Lo sconto rimane invariato per 12 mesi; dal 13° mese scende al 10%.
Inoltre Dolomiti versa a nome del cliente 10 euro ogni anno, per finanziare il progetto solidale indicato in fase di sottoscrizione dell'offerta.
Infine, ultimo ma non meno importante, con Dolomiti utilizzi energia ricavata al 100% da fonti rinnovabili, contro un vergognoso 4% del tutelato.

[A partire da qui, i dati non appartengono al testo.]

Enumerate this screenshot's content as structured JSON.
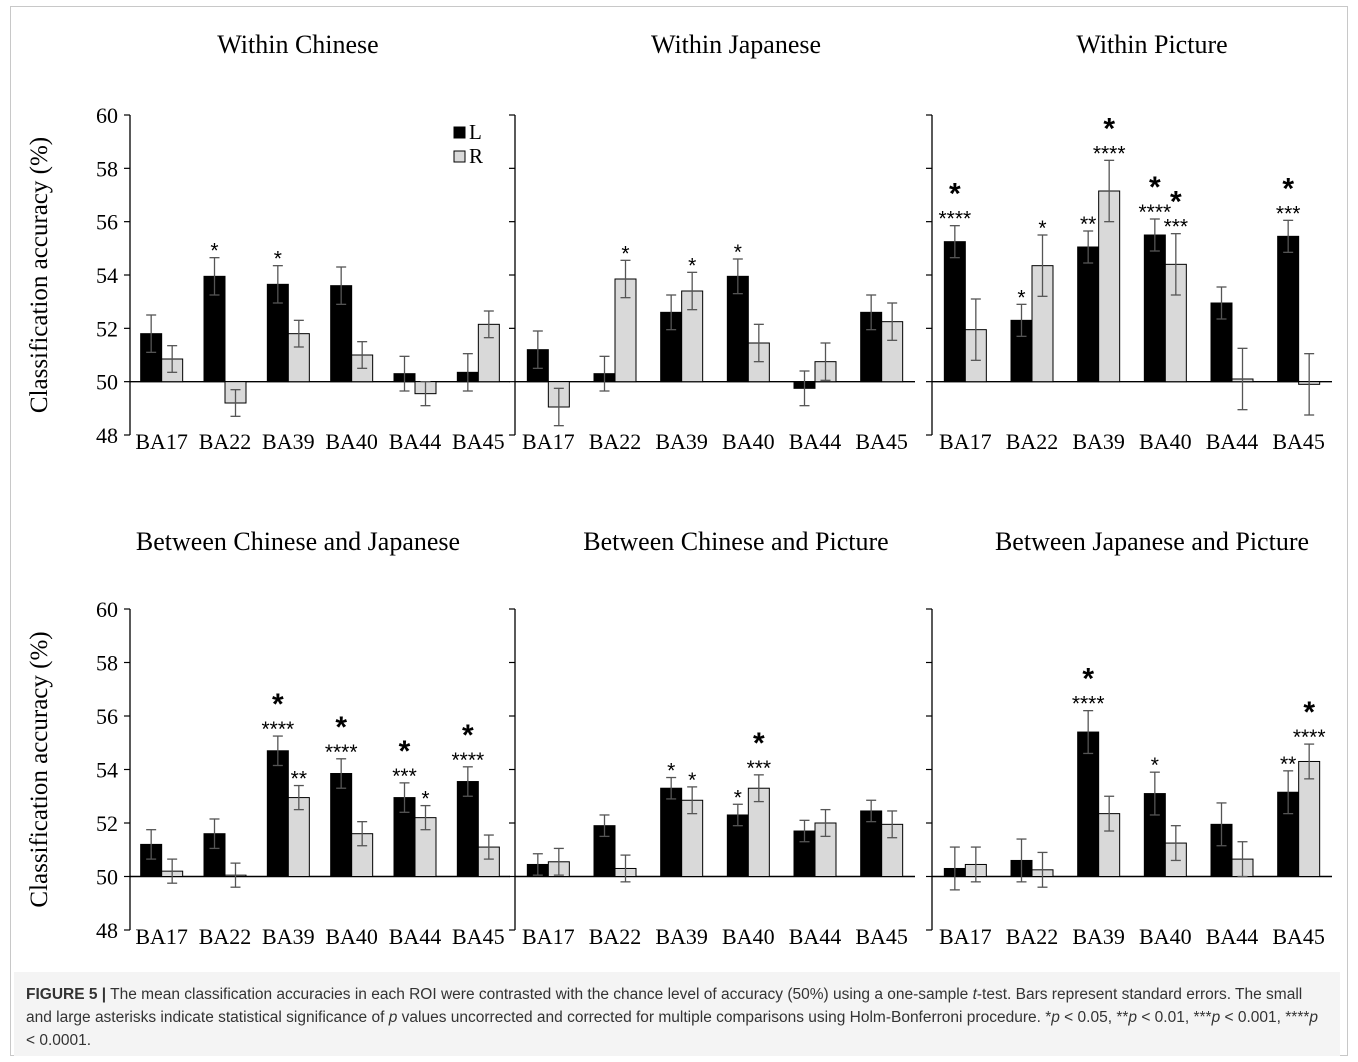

Ragionando sul monorario secondo trimestre, la tariffa Sinergika risulta:
0,03037/1,104*0,85=0,02338 €/kWh, che corrisponde al valore indicato nelle CTE che è consultabile al seguente link:
https://www.dolomitienergia.it/wr-r...inergika Luce_CondizioniTecnicoEconomiche.pdf
Applicando nuovamente le perdite di rete diventa 0,02581 €/kWh.
Confrontiamo questa tariffa con PE+PPE=0,03037-0,00602=0,02435 €/kWh.
Salta fuori che col tutelato risparmi la bellezza di 1,46 millesimi di euro ogni kWh prelevato.
Ammettiamo che PE e PPE rimangano invariati per 12 mesi; la famiglia media italiana, che consuma 2700 kWh/anno, col tutelato risparmierebbe 3,95 € +IVA in un anno.
La tariffa Sinergika non è fissa ma varia trimestralmente assieme al PE secondo questa formula: PE/1,104*0,85 (che diventa PE/1,104*0,9 dopo il primo anno).
Abbiamo capito quindi che l'ago della bilancia diventa il PPE, o meglio il rapporto PPE/PE.
Infatti il tutelato conviene rispetto a Sinergika se è verificata la seguente condizione:
PPE/PE < -0,15 (che diventa -0,1 dopo il primo anno).
Ricordiamo che generalmente PPE assume un valore negativo; adesso vale -0,00602 €/kWh.
La convenienza di un'offerta rispetto all'altra dipende dall'andamento del rapporto PPE/PE, trimestre dopo trimestre.
Insomma, è chiaro che tutelato e Sinergika sostanzialmente si equivalgono, euro più, euro meno.
Perciò io fra le due non avrei dubbi: Dolomiti tutta la vita.
Non getterei mai alle ortiche la mia coscienza ecologica per risparmiare (forse) 4 euro in croce.